A l’occasion de la Grande guerre, plusieurs généraux français furent élevés à la dignité de maréchal de France. L’un d’eux toutefois fut oublié en raison d’opinions politiques trop opposées à celle de la plupart des parlementaires de l’époque : le général de Castelnau.
Entre autres titres de gloire, de Castelnau fut pourtant le seul à anticiper l’attaque allemande à Verdun et à renforcer ses défenses et participa au moins autant que Pétain à la cette bataille décisive. Il commande au début et à la fin des combats, forçant l’ennemi et quitter le saillant de Verdun. Il fut le principal partisan de la stratégie consistant à briser d’abord les alliés de l’Allemagne (Autriche-Hongrie, Empire ottoman et Bulgarie) pour la forcer à la reddition, stratégie couronnée de succès en octobre 1918. En novembre 1918, l’Allemagne demande l’armistice notamment parce qu’elle se sait incapable d’arrêter l’offensive qu’il s’apprête à lancer sur son territoire.
Au lendemain de la Guerre, les foules françaises demandent son élévation à la dignité de maréchal de France. Parce qu’il était « nationaliste », belliqueux et soit disant peu républicain, les politiciens de l’époque lui refusèrent cet honneur, préférant par exemple honorer un Pétain « fidèle à la République… » Malgré des qualités qui forçaient l’admiration des généraux allemands, la bien-pensance de l’époque conduisit à l’ignorer en raison de ses opinions politiques. Clemenceau lui-même regrettera l’injustice de ces politiciens à la vue courte.
Pendant toute l’Entre-deux-guerres, le général de Castelnau nous mettra en garde contre le réarmement allemand, engagé dès 1922 (traité de Rapallo avec l’URSS) et la façon dont la République de Weimar puis le régime nazi préparaient une guerre de revanche contre la France.

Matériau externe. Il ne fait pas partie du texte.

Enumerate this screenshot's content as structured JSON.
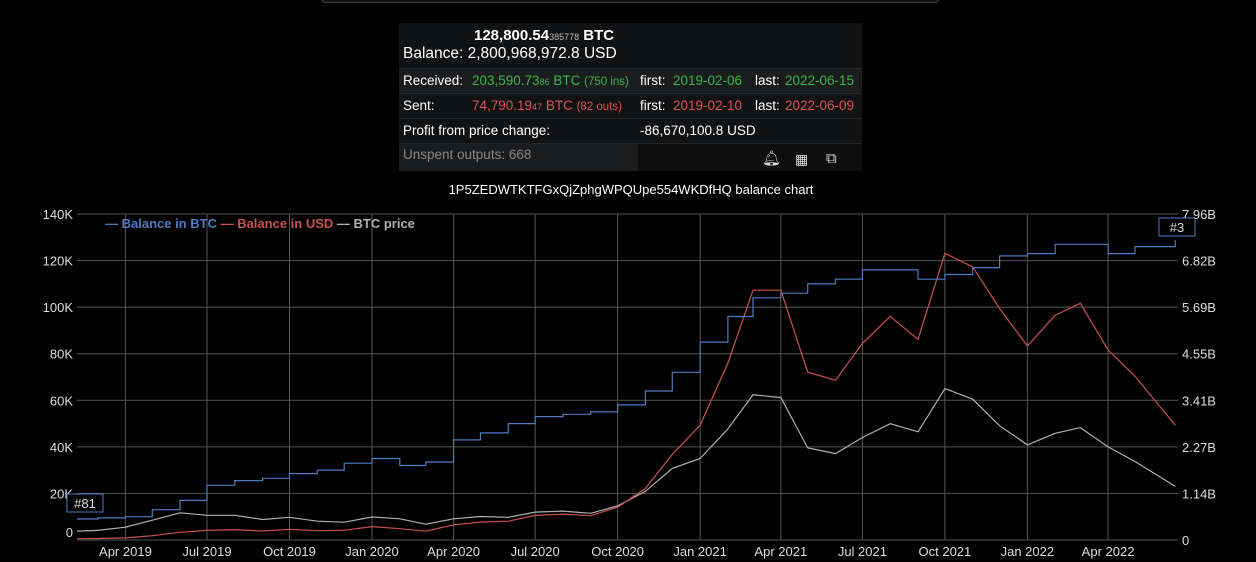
{
  "summary": {
    "balance_btc_main": "128,800.54",
    "balance_btc_small": "385778",
    "balance_btc_unit": "BTC",
    "balance_usd": "Balance: 2,800,968,972.8 USD",
    "received_label": "Received:",
    "received_main": "203,590.73",
    "received_small": "86",
    "received_unit": " BTC ",
    "received_count": "(750 ins)",
    "received_first_label": "first:",
    "received_first": "2019-02-06",
    "received_last_label": "last:",
    "received_last": "2022-06-15",
    "sent_label": "Sent:",
    "sent_main": "74,790.19",
    "sent_small": "47",
    "sent_unit": " BTC ",
    "sent_count": "(82 outs)",
    "sent_first_label": "first:",
    "sent_first": "2019-02-10",
    "sent_last_label": "last:",
    "sent_last": "2022-06-09",
    "profit_label": "Profit from price change:",
    "profit_value": "-86,670,100.8 USD",
    "unspent": "Unspent outputs: 668",
    "icons": [
      "bell-icon",
      "qr-code-icon",
      "copy-icon"
    ]
  },
  "chart_data": {
    "type": "line",
    "title": "1P5ZEDWTKTFGxQjZphgWPQUpe554WKDfHQ balance chart",
    "legend_position": "top-left",
    "grid": true,
    "xlim": [
      "2019-02-06",
      "2022-06-18"
    ],
    "x_ticks": [
      "Apr 2019",
      "Jul 2019",
      "Oct 2019",
      "Jan 2020",
      "Apr 2020",
      "Jul 2020",
      "Oct 2020",
      "Jan 2021",
      "Apr 2021",
      "Jul 2021",
      "Oct 2021",
      "Jan 2022",
      "Apr 2022"
    ],
    "x_tick_dates": [
      "2019-04-01",
      "2019-07-01",
      "2019-10-01",
      "2020-01-01",
      "2020-04-01",
      "2020-07-01",
      "2020-10-01",
      "2021-01-01",
      "2021-04-01",
      "2021-07-01",
      "2021-10-01",
      "2022-01-01",
      "2022-04-01"
    ],
    "y_left": {
      "ylim": [
        0,
        140000
      ],
      "ticks": [
        "0",
        "20K",
        "40K",
        "60K",
        "80K",
        "100K",
        "120K",
        "140K"
      ]
    },
    "y_right": {
      "ylim": [
        0,
        7.96
      ],
      "ticks": [
        "0",
        "1.14B",
        "2.27B",
        "3.41B",
        "4.55B",
        "5.69B",
        "6.82B",
        "7.96B"
      ]
    },
    "annotations": [
      {
        "text": "#81",
        "date": "2019-02-06"
      },
      {
        "text": "#3",
        "date": "2022-06-15"
      }
    ],
    "colors": {
      "btc": "#4f7bbf",
      "usd": "#c9524c",
      "price": "#b0b0b0"
    },
    "dates": [
      "2019-02-06",
      "2019-03-01",
      "2019-04-01",
      "2019-05-01",
      "2019-06-01",
      "2019-07-01",
      "2019-08-01",
      "2019-09-01",
      "2019-10-01",
      "2019-11-01",
      "2019-12-01",
      "2020-01-01",
      "2020-02-01",
      "2020-03-01",
      "2020-04-01",
      "2020-05-01",
      "2020-06-01",
      "2020-07-01",
      "2020-08-01",
      "2020-09-01",
      "2020-10-01",
      "2020-11-01",
      "2020-12-01",
      "2021-01-01",
      "2021-02-01",
      "2021-03-01",
      "2021-04-01",
      "2021-05-01",
      "2021-06-01",
      "2021-07-01",
      "2021-08-01",
      "2021-09-01",
      "2021-10-01",
      "2021-11-01",
      "2021-12-01",
      "2022-01-01",
      "2022-02-01",
      "2022-03-01",
      "2022-04-01",
      "2022-05-01",
      "2022-06-15"
    ],
    "series": [
      {
        "name": "Balance in BTC",
        "axis": "left",
        "values": [
          9000,
          9500,
          10000,
          13000,
          17000,
          23500,
          25500,
          26500,
          28500,
          30000,
          33000,
          35000,
          32000,
          33500,
          43000,
          46000,
          50000,
          53000,
          54000,
          55000,
          58000,
          64000,
          72000,
          85000,
          96000,
          104000,
          106000,
          110000,
          112000,
          116000,
          116000,
          112000,
          114000,
          117000,
          122000,
          123000,
          127000,
          127000,
          123000,
          126000,
          128800
        ]
      },
      {
        "name": "Balance in USD",
        "axis": "right",
        "values": [
          0.032,
          0.037,
          0.052,
          0.104,
          0.187,
          0.235,
          0.255,
          0.22,
          0.262,
          0.228,
          0.238,
          0.326,
          0.275,
          0.214,
          0.37,
          0.437,
          0.46,
          0.6,
          0.632,
          0.594,
          0.8,
          1.26,
          2.09,
          2.8,
          4.32,
          6.1,
          6.1,
          4.1,
          3.9,
          4.8,
          5.46,
          4.9,
          7.0,
          6.67,
          5.65,
          4.74,
          5.49,
          5.78,
          4.64,
          4.0,
          2.8
        ]
      },
      {
        "name": "BTC price",
        "axis": "hidden",
        "values": [
          3600,
          3900,
          5200,
          8000,
          11000,
          10000,
          10000,
          8300,
          9200,
          7600,
          7200,
          9300,
          8600,
          6400,
          8600,
          9500,
          9200,
          11300,
          11700,
          10800,
          13800,
          19700,
          29000,
          33000,
          45000,
          58800,
          57700,
          37300,
          35000,
          41500,
          47100,
          43800,
          61300,
          57000,
          46300,
          38500,
          43200,
          45500,
          37700,
          31800,
          21700
        ]
      }
    ]
  }
}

Il ne fut, malheureusement, pas écouté.
Il tenta de faire triompher ses idées en créant un parti politique, classé à droite, et donna l’une des plus belles définitions de l’engagement politique à propos de sa candidature aux élections législatives de 1919 : « Je trouve là le plus efficace moyen de m’acquitter de la dette impérissable que nous autres, les chefs, nous avons contractée vis-à-vis de ceux que nous eûmes l’honneur de commander. Nous avons tant exigé de nos hommes pendant la guerre, ils nous ont tant donné que pour la sauvegarde et l’amélioration de leurs intérêts, il nous faut travailler avec une invariable constance ». Peu de généraux et d’hommes politiques reconnaissent qu’exercer les plus hautes fonctions, c’est avant tout contracter une dette immense envers ceux qu’on commande et qu’un chef digne de ce nom est redevable envers les soldats et citoyens qu’il dirige – non l’inverse.

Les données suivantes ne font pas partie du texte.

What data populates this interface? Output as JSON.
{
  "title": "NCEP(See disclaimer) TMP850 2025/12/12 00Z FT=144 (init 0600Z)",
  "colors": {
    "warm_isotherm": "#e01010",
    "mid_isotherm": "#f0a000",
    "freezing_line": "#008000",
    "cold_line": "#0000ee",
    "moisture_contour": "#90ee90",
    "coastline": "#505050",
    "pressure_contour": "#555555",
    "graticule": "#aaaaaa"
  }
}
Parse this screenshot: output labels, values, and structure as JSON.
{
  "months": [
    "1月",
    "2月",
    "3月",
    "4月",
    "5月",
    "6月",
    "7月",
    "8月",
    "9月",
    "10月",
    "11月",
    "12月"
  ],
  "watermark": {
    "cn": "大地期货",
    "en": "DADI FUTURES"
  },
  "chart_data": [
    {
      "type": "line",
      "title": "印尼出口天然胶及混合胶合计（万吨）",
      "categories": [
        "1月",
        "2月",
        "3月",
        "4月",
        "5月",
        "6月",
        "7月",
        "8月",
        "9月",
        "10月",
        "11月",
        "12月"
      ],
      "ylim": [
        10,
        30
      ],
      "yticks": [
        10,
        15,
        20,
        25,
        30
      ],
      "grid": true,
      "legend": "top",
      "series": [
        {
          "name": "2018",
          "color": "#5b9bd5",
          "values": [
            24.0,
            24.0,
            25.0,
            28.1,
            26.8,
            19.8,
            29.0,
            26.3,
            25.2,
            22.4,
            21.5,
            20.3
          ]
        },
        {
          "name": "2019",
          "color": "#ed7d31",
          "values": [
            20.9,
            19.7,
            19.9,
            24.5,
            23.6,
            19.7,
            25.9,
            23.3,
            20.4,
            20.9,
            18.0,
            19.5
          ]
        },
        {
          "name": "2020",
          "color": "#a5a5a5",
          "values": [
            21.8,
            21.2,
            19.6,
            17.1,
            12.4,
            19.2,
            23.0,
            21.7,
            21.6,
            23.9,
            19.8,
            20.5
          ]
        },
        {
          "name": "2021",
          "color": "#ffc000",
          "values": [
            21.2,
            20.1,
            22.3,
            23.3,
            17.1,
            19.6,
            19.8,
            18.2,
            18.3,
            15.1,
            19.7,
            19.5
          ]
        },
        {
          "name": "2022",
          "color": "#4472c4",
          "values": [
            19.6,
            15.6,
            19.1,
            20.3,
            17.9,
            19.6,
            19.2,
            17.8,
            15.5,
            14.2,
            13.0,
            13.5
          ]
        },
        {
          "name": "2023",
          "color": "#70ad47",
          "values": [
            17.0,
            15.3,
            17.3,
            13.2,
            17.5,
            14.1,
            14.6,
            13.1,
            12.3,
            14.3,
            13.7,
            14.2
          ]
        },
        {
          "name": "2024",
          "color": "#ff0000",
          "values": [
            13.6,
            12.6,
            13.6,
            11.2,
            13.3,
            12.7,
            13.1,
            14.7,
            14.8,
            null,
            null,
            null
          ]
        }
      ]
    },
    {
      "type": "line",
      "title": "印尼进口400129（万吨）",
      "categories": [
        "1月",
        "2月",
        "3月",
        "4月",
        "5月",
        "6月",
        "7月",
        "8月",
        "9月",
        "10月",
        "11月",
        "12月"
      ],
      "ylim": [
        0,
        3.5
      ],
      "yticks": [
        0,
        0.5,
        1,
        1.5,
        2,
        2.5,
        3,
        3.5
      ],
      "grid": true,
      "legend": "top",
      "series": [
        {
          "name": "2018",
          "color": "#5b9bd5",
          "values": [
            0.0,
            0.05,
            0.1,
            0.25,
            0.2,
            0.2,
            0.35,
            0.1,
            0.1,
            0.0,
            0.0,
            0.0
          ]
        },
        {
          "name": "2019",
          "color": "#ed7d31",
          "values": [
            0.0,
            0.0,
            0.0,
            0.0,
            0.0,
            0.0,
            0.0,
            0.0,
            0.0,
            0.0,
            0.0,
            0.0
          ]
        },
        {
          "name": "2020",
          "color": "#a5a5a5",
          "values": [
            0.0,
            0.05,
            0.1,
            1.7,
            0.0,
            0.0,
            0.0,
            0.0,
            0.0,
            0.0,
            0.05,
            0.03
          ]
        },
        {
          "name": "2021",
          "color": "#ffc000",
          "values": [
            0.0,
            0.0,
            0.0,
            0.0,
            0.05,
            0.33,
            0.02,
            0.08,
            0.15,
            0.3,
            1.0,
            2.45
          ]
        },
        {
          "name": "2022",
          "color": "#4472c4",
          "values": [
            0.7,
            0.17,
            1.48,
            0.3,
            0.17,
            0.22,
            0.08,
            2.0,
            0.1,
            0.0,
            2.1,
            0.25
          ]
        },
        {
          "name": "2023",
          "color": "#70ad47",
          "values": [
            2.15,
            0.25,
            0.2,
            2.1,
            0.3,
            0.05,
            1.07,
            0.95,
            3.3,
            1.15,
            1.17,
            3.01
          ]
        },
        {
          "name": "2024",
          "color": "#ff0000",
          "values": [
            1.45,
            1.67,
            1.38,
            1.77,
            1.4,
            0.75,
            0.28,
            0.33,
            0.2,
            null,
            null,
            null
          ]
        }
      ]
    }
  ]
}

A 90 ans, il condamne l’armistice, avec courage et lucidité : «Plus que jamais, l’armistice m’apparaît comme ignominieux ; je ne puis expliquer cet acte que par la profonde défaillance intellectuelle et morale de Pétain, Weygand et cie ». Bien qu’il ait perdu trois fils en 1914-18, il encourage ses petits-fils et petits-neveux à s’engager dans la France libre – la plupart périront au combat. Bien que physiquement capable de combattre, il continue la lutte en cachant des armes de la Résistance chez lui. Tout au long de sa vie, il fut un grand soldat et il continua à s’exposer au danger et servir notre pays pour s’acquitter de la dette qu’il avait contractée envers ses concitoyens.
Peut-on honorer Pétain sans honorer un tel homme ?
A l’occasion du centenaire de la victoire de 1918, je propose que notre pays répare l’injustice faite au général de Castelnau et rende hommage à sa vision de ce que doit être un chef militaire en l’élevant à titre posthume à la dignité de maréchal de France, comme elle le fit pour les généraux Koenig et Leclerc de Hautecloque.
Le général de Castelnau illustre au plus haut point les vertus qu’on attend d’un chef : l’intelligence stratégique, le sens du devoir envers ceux qu’il commande et la fidélité absolue à la France, y compris à l’extrême hiver de sa vie. Le général de Castelnau estimait qu’il avait une dette impérissable envers la France mais la France a, aussi, une dette envers lui. Le moment est venu de la reconnaître et de l’élever à la dignité de maréchal de France.